We paid our respects at the stone cairn with its Lark Force plaque near the plantation manager’s two-storey house. The location of this building requires aircraft using the recently re-opened Tol airstrip to operate “one way” only, for safety reasons.

There are two other large houses nearby and a very large warehouse, complete with trade-store and ‘cafe’. There is a new concrete jetty and two or three km further south around the bay is a logging yard, from which logs are periodically ‘rafted’ out for collection by logging ships; the method of pick-up is unknown; there is no shipping channel through the coral as yet.

Funds have been promised for an oil-palm mill, to be built nearby, which will please the various Pomio, Baining, Tolai, Sepik and other tribal groups who have been developing the plantations for some years, with nowhere to sell their product, at present.

On return to Marunga we visited Fr Bart Advent whom I’d first met at Tol in 1987; his large Catholic church needs maintenance but the different tribal groups involved with oil-palm have quietly developed their own religious leaders while keeping some of their traditional ways.

Today there may be 2,000 or 3,000 villagers from five or more tribal groups gathered around Marunga and Tol Plantation. Clean water for washing and drinking is available from a nearby river; food gardens are scattered among the foothills.

Toilets within the village appear little used; the villagers use the nearby sea or wait until they are in the bush. There is a hospital which has its own banana boat for transporting the sick to St Mary’s Hospital, Kokopo.

We arranged for Sylvester and the Rigel men to walk back from Marunga via the ridgeline rising to Mt Isimurigarok. We gave them our remaining rations for the walk; and they expected to be home in two days.

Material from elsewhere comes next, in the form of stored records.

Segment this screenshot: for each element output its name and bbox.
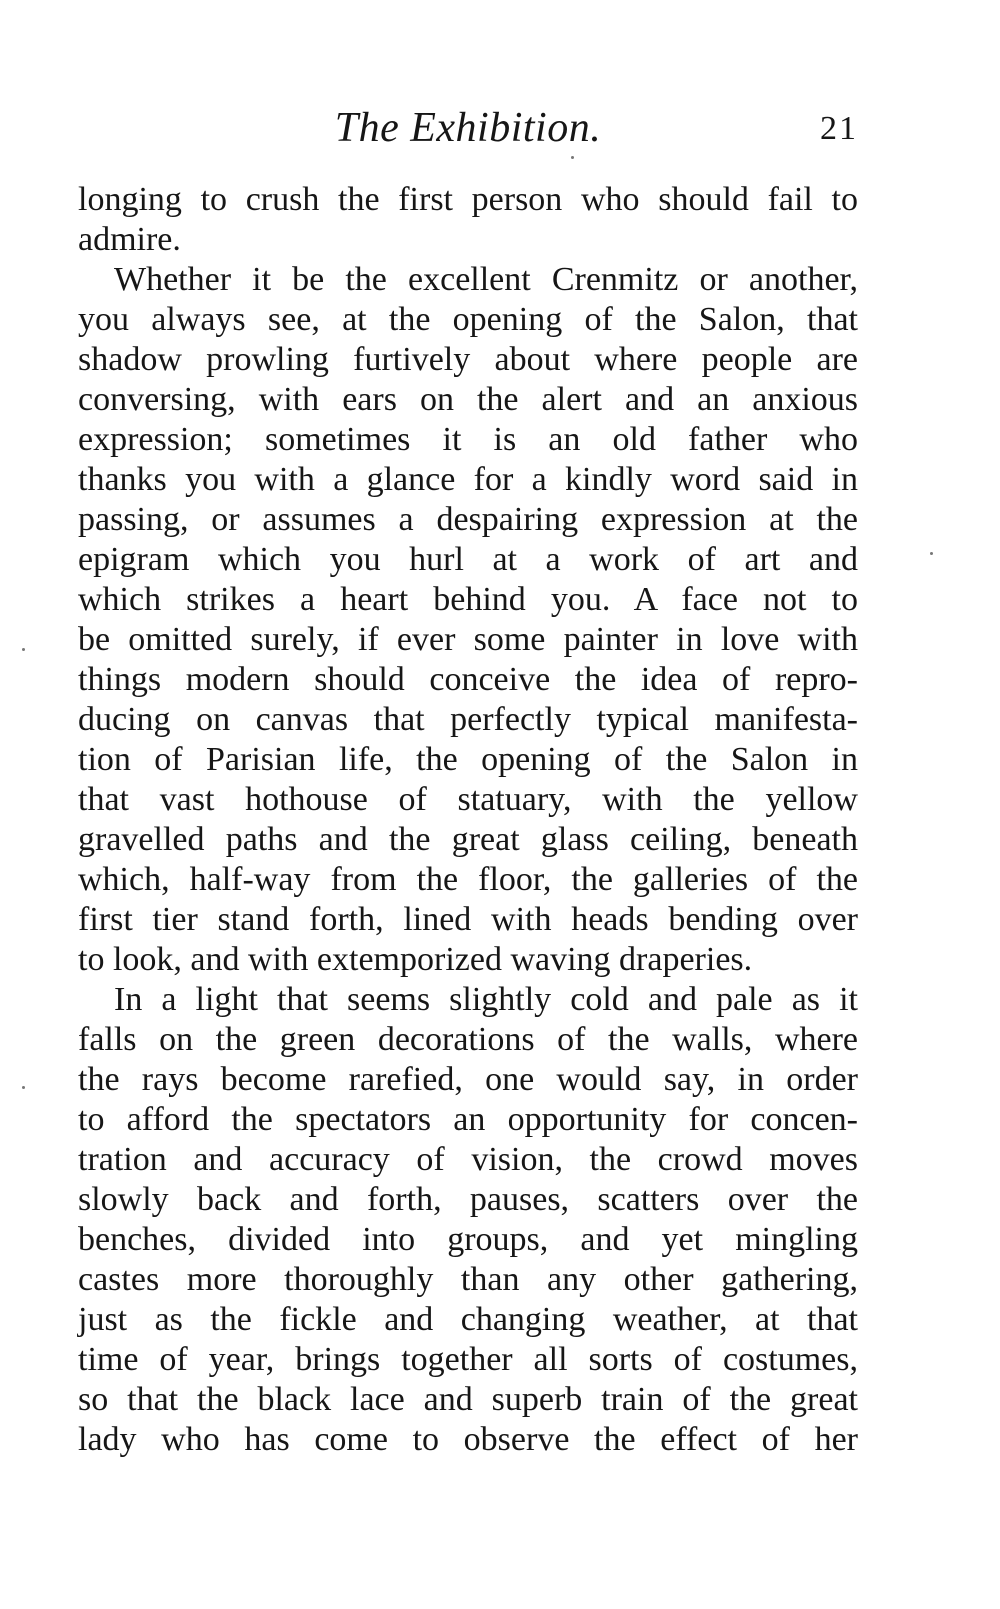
text-line: shadow prowling furtively about where people are bbox=[78, 341, 858, 378]
scan-speck bbox=[22, 648, 25, 651]
text-line: longing to crush the first person who should fail to bbox=[78, 181, 858, 218]
text-line: first tier stand forth, lined with heads bending over bbox=[78, 901, 858, 938]
text-line: which strikes a heart behind you. A face not to bbox=[78, 581, 858, 618]
text-line: In a light that seems slightly cold and pale as it bbox=[114, 981, 858, 1018]
text-line: lady who has come to observe the effect of her bbox=[78, 1421, 858, 1458]
text-line: conversing, with ears on the alert and an anxious bbox=[78, 381, 858, 418]
running-head bbox=[78, 98, 858, 158]
body-text bbox=[78, 180, 858, 1460]
text-line: that vast hothouse of statuary, with the yellow bbox=[78, 781, 858, 818]
text-line: be omitted surely, if ever some painter in love with bbox=[78, 621, 858, 658]
scan-speck bbox=[22, 1086, 25, 1089]
running-title: The Exhibition. bbox=[334, 105, 602, 151]
text-line: tion of Parisian life, the opening of the Salon in bbox=[78, 741, 858, 778]
text-line: which, half-way from the floor, the galleries of the bbox=[78, 861, 858, 898]
text-line: castes more thoroughly than any other gathering, bbox=[78, 1261, 858, 1298]
text-line: to afford the spectators an opportunity for concen- bbox=[78, 1101, 858, 1138]
page-number: 21 bbox=[820, 110, 858, 147]
scan-speck bbox=[930, 552, 933, 555]
text-line: thanks you with a glance for a kindly word said in bbox=[78, 461, 858, 498]
text-line: tration and accuracy of vision, the crowd moves bbox=[78, 1141, 858, 1178]
text-line: Whether it be the excellent Crenmitz or another, bbox=[114, 261, 858, 298]
text-line: falls on the green decorations of the walls, where bbox=[78, 1021, 858, 1058]
text-line: admire. bbox=[78, 221, 181, 258]
text-line: benches, divided into groups, and yet mingling bbox=[78, 1221, 858, 1258]
text-line: epigram which you hurl at a work of art and bbox=[78, 541, 858, 578]
text-line: the rays become rarefied, one would say, in order bbox=[78, 1061, 858, 1098]
text-line: so that the black lace and superb train of the great bbox=[78, 1381, 858, 1418]
text-line: gravelled paths and the great glass ceiling, beneath bbox=[78, 821, 858, 858]
scan-speck bbox=[571, 156, 574, 159]
text-line: you always see, at the opening of the Salon, that bbox=[78, 301, 858, 338]
text-line: slowly back and forth, pauses, scatters over the bbox=[78, 1181, 858, 1218]
text-line: to look, and with extemporized waving draperies. bbox=[78, 941, 753, 978]
text-line: just as the fickle and changing weather, at that bbox=[78, 1301, 858, 1338]
text-line: time of year, brings together all sorts of costumes, bbox=[78, 1341, 858, 1378]
text-line: expression; sometimes it is an old father who bbox=[78, 421, 858, 458]
text-line: ducing on canvas that perfectly typical manifesta- bbox=[78, 701, 858, 738]
text-line: things modern should conceive the idea of repro- bbox=[78, 661, 858, 698]
text-line: passing, or assumes a despairing expression at the bbox=[78, 501, 858, 538]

After a night of village men chanting and drumming in the community house, we were farewelled on 7 September by eight young men dressed as forest spirits, clad entirely in green fronds, with masked faces and flattened, yellow cone-shaped hats (made by splaying out the fibrous core of a local plant), running round and round, back and forth in a circle while the other village men chanted and drummed with sticks on sounding boards placed on the ground.

Previous versions of this dance included a single clay-daubed man in a loincloth with spear, presumably representing ordinary mankind among the performers.

We shook hands with some 200 villagers and walked to the launching place; the banana-boat was loaded with our gear and we shoved off; ten minutes of anti-climax bobbing around avoiding coral outcrops while the boatman sorted out the fuel line, then we were away on a flat sea.

We stopped at Nongia for fuel, seeing occasional flying fish and a pod of dolphin before turning for the final run past Kabakaul Jetty (where the AN&MEF landed almost 100 years earlier) to arrive at Kokopo after four and a half hours travel.

We carried our gear to the front of the Skowhegan Inter-Oil service station; rang Rabaul Hotel to collect the trekkers and an Avis vehicle so I could take the two Maranagi men home.

Reg Yates is a former Army Reservist, ambulance paramedic and trek leader who has visited PNG nearly every year since 1984. He has walked all the WW II battlefield routes in PNG; paddled 360km down the Sepik River; walked the Hindenburg Wall section of Karius & Champion’s 1927-28 crossing between the Fly and Sepik Rivers; white-water rafted down the Watut River; and worked as a paramedic on seismic sites in PNG.